Day deployed his losing turnaround strategies for five years. In 2009, for instance, he rebranded RadioShack as “The Shack.” This was the same year its competitor, Circuit City, went out of business. I thought RadioShack was done then, too. Who wants to shop in a shack?

In January 2011, I wrote column, headlined “RadioShack still just a shack,” pinpointing exactly what was wrong with the retailer, and still remains wrong today.
“RadioShack’s problem is that nobody knows what it is,” I wrote. “Is it the 7-Eleven of electronics retailers? Is it just another strip-center shop selling mobile phones? Or is it … a place for all your radio-controlled toy car needs?”

Day could not answer these questions. He resigned in May 2011.

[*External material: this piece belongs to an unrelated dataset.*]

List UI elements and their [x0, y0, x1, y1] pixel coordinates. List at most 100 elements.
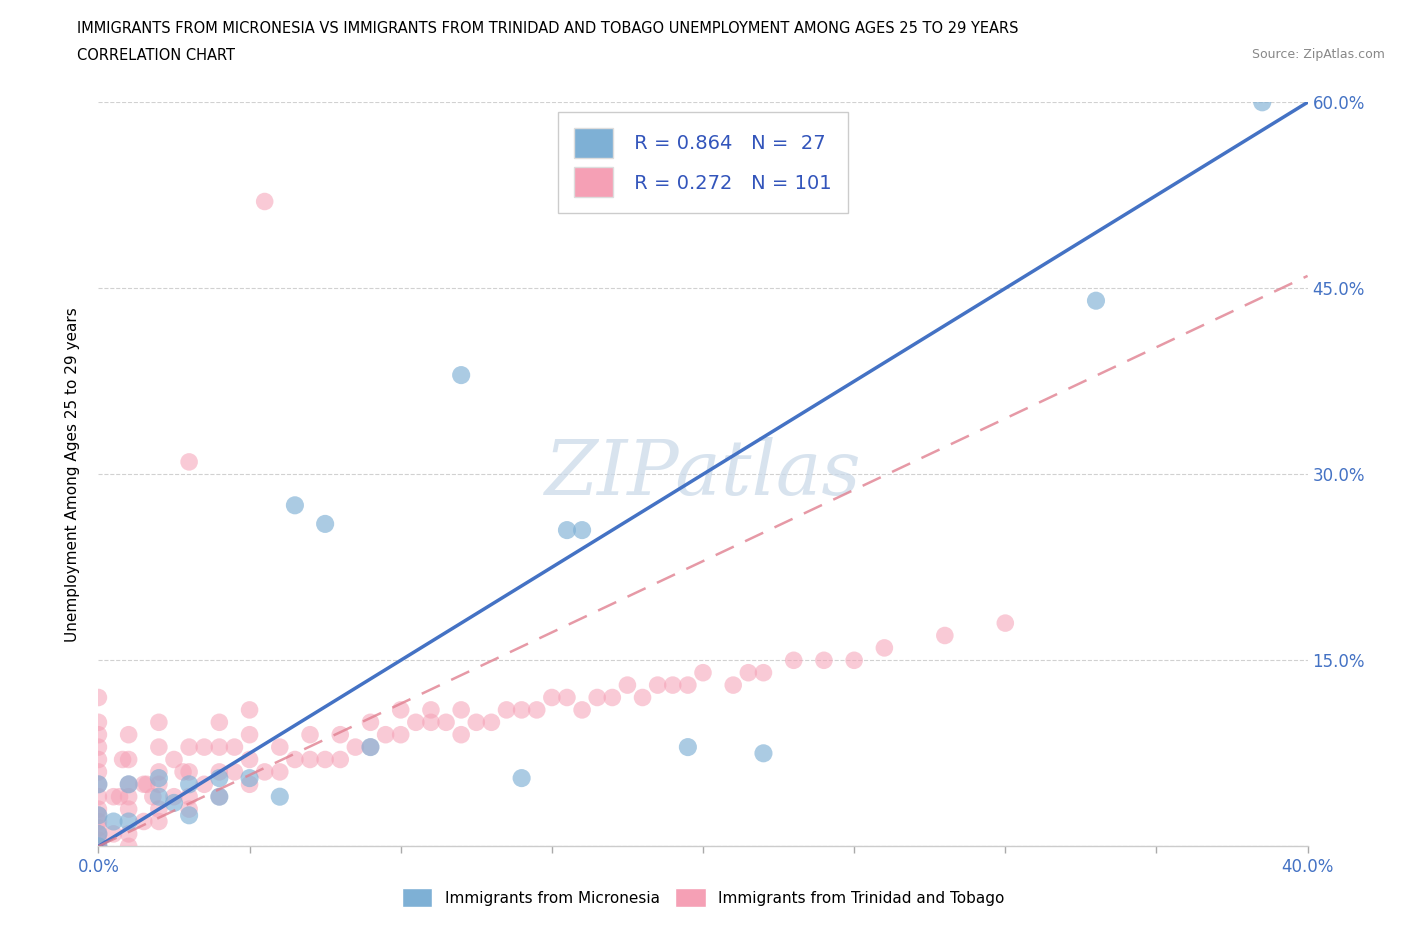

His successor, Jim Gooch, also a former Kmart executive, couldn’t answer them either. Gooch lasted about 16 months — long enough to watch the company’s stock lose about three quarters of the value it had already plunged to before he got the big turnaround job.

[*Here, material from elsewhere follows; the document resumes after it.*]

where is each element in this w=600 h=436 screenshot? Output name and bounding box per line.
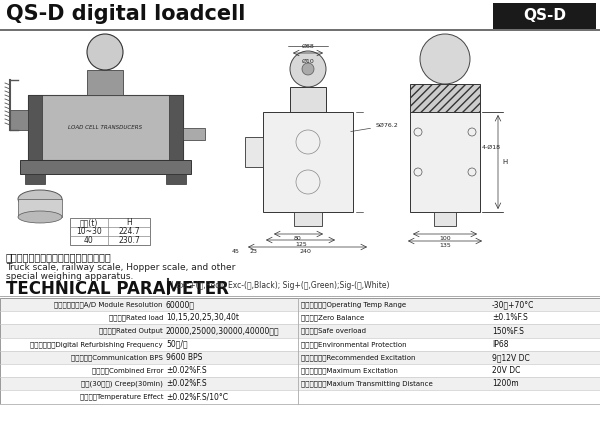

And just when I thought RadioShack was dead for sure, it replaced Gooch with Joseph Magnacca — its fourth chief executive officer in three years.

Magnacca joined RadioShack from Walgreen Co. (NYSE:WAG)  where he was executive vice president over marketing and merchandising efforts for more than 8,000 stores. He has quickly learned that it is a lot easier to sell drugs, candy bars, hygiene products, sundries and six-packs of beer than mobile phones and their accessories.
On Tuesday, he announced a fourth quarter loss of $191.4 million, a 20% drop in fourth quarter revenues, and plans to close 1,100 stores.
 
Was anybody surprised?

This was a company that actually paid for a Super Bowl commercial poking fun at itself: “The ‘80s called: They want their store back.” Watch the commercial.

It was a memorable commercial, but it likely just cemented consumer perceptions of a retailer that will never be able to compete with Amazon  or Wal-Mart  in its niche category.

The store closings will leave RadioShack with 4,000 locations that they can eventually give back to the 1980s — but not yet. Cutbacks and refinancings mean there’s plenty time left to tell turnaround stories before this peg-legged has-been of a retailer finally falls over and dies.

“We’re really dialing up the experience in our stores and differentiating ourselves from big-box retailers,” Magnacca said in a conference call with investors on Tuesday.
He touted “the power of our people.” You go into a RadioShack store and someone there will guide you through the maze of confusing choices that is modern consumer technology.

Those people have to live in perpetual fear of store closings and job losses, and they’re supposed to knowledgeably put customer first?